We breezed through considerations 1 & 2. Actually identifying potential recipients of a special letter would not be too difficult, and processing two separate pools would involve a little, but not a lot, more time. And if we chose to go down this path, we’d want to go beyond Michigan undergrads to at least some other special constituencies.
But we stumbled at the more abstract notion of whether we ought to do this. Objections and concerns were manifold and from contradictory directions. One perspective questioned whether simply sending what would be, in essence, just a new and different form letter actually effected the goal of personalizing the communication. After all, as one staffmember elegantly put it, the UM family is a “big-a** family”—with, at last count, upwards of half a million living alumni. Getting a letter that could theoretically be addressed to a group that size doesn’t seem too cozy, when you think about it. Related to that was the point that whatever group or groups we targeted would be under- and over-inclusive; we could use “UM undergrad” as a proxy for “someone who feels a strong connection to the Law School,” but of course that won’t always be true; some UM undergrads apply while nonetheless feeling a strong conviction that they are ready for new venues—and many other applicants feel a very strong connection for reasons we aren’t necessarily aware of.

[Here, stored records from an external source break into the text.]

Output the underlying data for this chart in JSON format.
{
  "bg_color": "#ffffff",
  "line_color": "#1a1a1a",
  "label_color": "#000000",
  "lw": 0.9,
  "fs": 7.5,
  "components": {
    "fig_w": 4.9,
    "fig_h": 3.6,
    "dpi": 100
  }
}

These points gave me some pause about the advisability of the undertaking, but what stopped me altogether was the question, “What, exactly, would you say?” As we bandied about different possibilities, we realized they all came down to some version of, “We thought really hard about this decision and gave you special consideration, but still, no, it’s not happening.” Isn’t that actually a deeply discomforting message? When you’re being told no, isn’t there some comfort in thinking that you’re one of a crowd—that this isn’t personal to you?
Bottom-line, we concluded, the real problem, and the real source of the negative feelings on the part of our email correspondent, was the substance of the decision. Being denied by a place you want to go feels cruddy. We have an obligation to make those decisions carefully, and we have a desire to communicate the decision courteously. But attempting to make the recipient of the decision feel individual may well be exactly the wrong thing to do.